🤖 AI Summary
This work addresses a key limitation in retrieval-augmented generation (RAG), where large language models often favor fluent yet hallucinatory outputs over factually accurate but structurally loose retrieved documents, thereby underutilizing relevant information. To mitigate this, the authors propose QREAM, a framework that employs a question-guided controllable rewriting mechanism to restructure retrieved passages into forms that align with the query’s style while preserving factual content. QREAM operates in two stages: first, it uses iterative in-context learning (QREAM-ICL) to explore style-aligned rewrites; second, it trains a lightweight student model (QREAM-FT) via distillation and rejection sampling guided by dual criteria—answer correctness and factual consistency. Experiments demonstrate that QREAM achieves up to an 8% relative performance gain across multiple state-of-the-art RAG systems with negligible inference overhead, effectively balancing question relevance and factual accuracy.
📝 Abstract
Retrieval-Augmented Generation (RAG) enhances the factuality of Large Language Models (LLMs) by incorporating retrieved documents and/or generated context. However, LLMs often exhibit a stylistic bias when presented with mixed contexts, favoring fluent but hallucinated generated content over factually grounded yet disorganized retrieved evidence.

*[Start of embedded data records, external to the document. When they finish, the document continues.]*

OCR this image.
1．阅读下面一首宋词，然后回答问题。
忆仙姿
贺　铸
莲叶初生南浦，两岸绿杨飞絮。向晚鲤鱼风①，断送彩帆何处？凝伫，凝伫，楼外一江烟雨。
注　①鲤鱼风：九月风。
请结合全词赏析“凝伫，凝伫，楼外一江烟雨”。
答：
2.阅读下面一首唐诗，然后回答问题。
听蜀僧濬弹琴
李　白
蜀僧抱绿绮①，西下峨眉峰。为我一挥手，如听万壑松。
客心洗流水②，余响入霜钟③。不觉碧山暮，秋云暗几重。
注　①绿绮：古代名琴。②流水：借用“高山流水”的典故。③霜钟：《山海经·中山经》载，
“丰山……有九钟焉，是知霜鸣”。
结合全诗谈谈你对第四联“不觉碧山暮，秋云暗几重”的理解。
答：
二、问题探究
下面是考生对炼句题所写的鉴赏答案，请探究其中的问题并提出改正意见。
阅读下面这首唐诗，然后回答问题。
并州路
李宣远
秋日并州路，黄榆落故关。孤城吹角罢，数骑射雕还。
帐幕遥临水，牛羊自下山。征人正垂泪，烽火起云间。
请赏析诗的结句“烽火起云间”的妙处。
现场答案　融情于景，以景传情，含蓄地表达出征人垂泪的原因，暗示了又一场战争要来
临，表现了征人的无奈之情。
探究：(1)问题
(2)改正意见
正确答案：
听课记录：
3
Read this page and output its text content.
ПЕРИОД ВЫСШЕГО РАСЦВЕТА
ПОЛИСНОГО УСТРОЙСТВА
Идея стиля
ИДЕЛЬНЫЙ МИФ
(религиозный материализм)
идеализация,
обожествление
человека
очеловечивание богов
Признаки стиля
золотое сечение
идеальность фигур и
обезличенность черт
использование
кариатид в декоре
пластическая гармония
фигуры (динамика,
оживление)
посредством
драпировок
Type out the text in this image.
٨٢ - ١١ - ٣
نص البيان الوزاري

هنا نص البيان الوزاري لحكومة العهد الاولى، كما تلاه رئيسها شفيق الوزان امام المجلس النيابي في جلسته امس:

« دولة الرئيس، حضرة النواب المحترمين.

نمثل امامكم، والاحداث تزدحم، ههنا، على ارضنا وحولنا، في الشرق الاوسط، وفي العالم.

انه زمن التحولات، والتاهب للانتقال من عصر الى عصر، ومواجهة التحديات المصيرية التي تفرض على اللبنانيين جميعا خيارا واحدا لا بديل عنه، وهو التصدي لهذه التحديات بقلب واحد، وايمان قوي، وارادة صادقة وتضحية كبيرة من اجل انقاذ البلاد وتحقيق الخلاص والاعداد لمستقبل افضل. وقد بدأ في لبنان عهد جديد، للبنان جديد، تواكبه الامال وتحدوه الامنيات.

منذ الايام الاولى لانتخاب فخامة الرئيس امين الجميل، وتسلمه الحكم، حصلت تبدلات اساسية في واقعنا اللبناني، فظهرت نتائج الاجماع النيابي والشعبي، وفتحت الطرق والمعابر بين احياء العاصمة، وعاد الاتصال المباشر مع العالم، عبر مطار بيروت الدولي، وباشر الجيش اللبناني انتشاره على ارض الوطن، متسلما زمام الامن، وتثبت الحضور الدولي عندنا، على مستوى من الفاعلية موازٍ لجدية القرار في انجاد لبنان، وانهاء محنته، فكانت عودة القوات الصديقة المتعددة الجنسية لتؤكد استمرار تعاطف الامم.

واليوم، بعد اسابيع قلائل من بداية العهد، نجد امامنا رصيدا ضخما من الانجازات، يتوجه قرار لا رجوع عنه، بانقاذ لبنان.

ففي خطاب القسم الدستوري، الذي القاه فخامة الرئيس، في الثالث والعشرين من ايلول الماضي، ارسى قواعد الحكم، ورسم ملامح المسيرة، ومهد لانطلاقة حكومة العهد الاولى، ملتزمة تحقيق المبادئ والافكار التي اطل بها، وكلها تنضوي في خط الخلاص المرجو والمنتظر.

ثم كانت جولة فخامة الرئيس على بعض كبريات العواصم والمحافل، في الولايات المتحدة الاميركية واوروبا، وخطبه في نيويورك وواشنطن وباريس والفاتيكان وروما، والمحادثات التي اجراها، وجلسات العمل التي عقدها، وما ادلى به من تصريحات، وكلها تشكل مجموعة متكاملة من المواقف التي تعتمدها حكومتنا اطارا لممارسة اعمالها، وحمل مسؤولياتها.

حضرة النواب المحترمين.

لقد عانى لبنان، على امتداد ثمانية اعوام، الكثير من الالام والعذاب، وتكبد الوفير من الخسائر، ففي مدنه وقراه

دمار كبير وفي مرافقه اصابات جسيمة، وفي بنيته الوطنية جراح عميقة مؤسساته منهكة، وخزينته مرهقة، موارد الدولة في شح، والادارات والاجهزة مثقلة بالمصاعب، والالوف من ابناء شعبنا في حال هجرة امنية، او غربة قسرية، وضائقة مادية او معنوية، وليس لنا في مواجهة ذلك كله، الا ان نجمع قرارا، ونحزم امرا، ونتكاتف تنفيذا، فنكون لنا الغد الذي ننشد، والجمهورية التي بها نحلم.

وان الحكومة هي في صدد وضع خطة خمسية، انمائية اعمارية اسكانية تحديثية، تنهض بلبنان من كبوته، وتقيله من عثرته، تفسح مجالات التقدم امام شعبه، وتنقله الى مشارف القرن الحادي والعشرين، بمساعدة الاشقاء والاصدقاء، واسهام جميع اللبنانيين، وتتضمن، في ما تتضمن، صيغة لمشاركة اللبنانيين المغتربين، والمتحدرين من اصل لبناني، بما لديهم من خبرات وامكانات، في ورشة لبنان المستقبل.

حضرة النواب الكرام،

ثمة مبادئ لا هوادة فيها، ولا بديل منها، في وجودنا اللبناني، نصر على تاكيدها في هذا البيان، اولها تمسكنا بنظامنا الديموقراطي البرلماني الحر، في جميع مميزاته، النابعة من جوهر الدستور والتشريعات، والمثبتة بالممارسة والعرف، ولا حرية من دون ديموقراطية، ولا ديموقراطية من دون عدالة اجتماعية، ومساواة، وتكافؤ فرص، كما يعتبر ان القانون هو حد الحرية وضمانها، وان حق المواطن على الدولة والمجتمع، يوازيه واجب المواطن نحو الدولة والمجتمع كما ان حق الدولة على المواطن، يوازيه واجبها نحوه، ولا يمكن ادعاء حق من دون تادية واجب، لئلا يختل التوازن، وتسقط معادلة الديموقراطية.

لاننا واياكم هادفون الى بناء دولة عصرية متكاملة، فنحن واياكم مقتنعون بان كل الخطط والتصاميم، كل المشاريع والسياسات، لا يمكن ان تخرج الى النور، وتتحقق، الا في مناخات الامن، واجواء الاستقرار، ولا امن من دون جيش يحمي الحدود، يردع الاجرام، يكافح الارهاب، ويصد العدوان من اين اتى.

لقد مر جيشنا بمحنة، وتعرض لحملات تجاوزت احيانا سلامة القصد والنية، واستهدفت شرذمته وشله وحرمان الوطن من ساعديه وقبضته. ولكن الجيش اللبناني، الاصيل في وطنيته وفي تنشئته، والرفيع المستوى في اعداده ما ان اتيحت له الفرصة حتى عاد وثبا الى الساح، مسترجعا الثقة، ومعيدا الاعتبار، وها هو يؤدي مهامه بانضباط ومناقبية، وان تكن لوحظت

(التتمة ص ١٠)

This phenomenon reveals that the utility of retrieved information is bottlenecked by its presentation. To bridge this gap, we propose QREAM, a style-controlled rewriter that aligns retrieved documents with a question-oriented style while preserving facts, better for LLM readers to utilize. Our framework consists of two stages: (1) QREAM-ICL, which uses stylistic seeds to guide iterative rewriting exploration; and (2) QREAM-FT, a lightweight student model distilled from denoised ICL outputs. QREAM-FT employs dual-criteria rejection sampling, filtering based on answer correctness and factual consistency to ensure high-quality supervision. QREAM seamlessly integrates into existing RAG pipelines as a plug-and-play module. Experiments demonstrate that QREAM consistently enhances advanced RAG pipelines, yielding up to 8% relative improvement with negligible latency overhead, effectively balancing question relevance with factual grounding.